Es gibt Familien, in denen sich pünktlich zum Fest
Sprachlosigkeit ausbreitet. Die Fußballfamilie jedoch wird nicht vom
großen Schweigen angefallen. Im Gegenteil. Weihnachtszeit ist
traditionell Plauderzeit. Zum Jahresende 2010 griffen unter anderem
zum Wort: Bundestrainer Joachim Löw, Teammanager Oliver Bierhoff und
Michael Ballack, der bei der Nationalmannschaft ebenfalls eine Rolle
ausfüllt, es war nur zuletzt nicht mehr ganz klar, welche.
Michael Ballack selbst leidet bekanntlich an diesem akuten Mangel
an Rollendefinition. Deshalb hat der Alt-Kapitän in seinem Päckchen
mit den gesammelten Sprechblasen eine kleine Spitze untergebracht. Er
hätte ja schon erlebt, wie bei einer geplanten Verabschiedung mit
anderen Spielern umgegangen worden sei, so wisse er nicht, ob es ihm
nicht ähnlich ergehen werde. Rumms. Der Bundestrainer dürfte das
Päckchen aber entweder gar nicht von den Schleifen befreit oder die
kleine Spitze ruckzuck in ein wenig Watte entsorgt haben. Löw nämlich
hat bei seinem – etwas später terminierten – Weihnachtsgeplauder
angekündigt, dass Ballack im Falle einer Rückkehr ins Team die
bedeutende Binde wieder tragen soll.
Fügt man die Äußerungen des dritten Granden Bierhoff noch hinzu,
ergibt sich eine seltsam asymmetrische Gesprächsskulptur. Ballack hat
eine Spitze eingebracht. Löw ein bisschen Frieden. Und Bierhoff
einerseits eine Reflexion darüber, dass Ballack es möglicherweise als
Erleichterung empfinden könnte, die Last des Kapitänsamtes nicht mehr
so ganz allein schultern zu müssen. Und andererseits: Einen Rüffel
für Philipp Lahm, den Interimskapitän, der vor dem Halbfinale der WM
verkündet hatte, er wolle die Binde mit seinem Arm verschweißen.

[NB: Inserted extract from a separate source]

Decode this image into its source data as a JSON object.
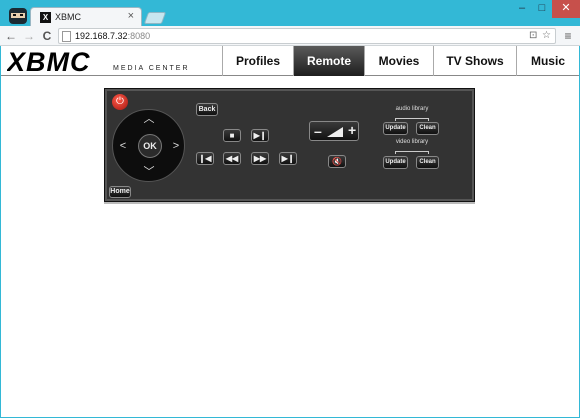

Hätten der Jogi, der Olli und der Balle geschwiegen, wäre der
Fußballfamilie die seltsame Asymmetrie und damit Irritierendes
erspart geblieben. Klar ist doch seit langem: Michael Ballack wird
Stand der Dinge zweiter Weihnachtstag 2010 an Bastian Schweinsteiger
und Sami Khedira nicht vorbeikommen. Es sei denn, einer der beiden
WM-Stars, die seine möglichen Positionen besetzen, schwächelt oder
verletzt sich übel. Dann ist der 34-Jährige in Top-Form natürlich
eine Option für den Bundestrainer. Allerdings: Sprachlosigkeit
strahlt so viel Kälte aus. Da plaudert man sich doch lieber warm, da
sorgt man doch lieber dafür, dass am Kaminfeuer des Fußballs der
Gesprächsstoff nie ausgeht.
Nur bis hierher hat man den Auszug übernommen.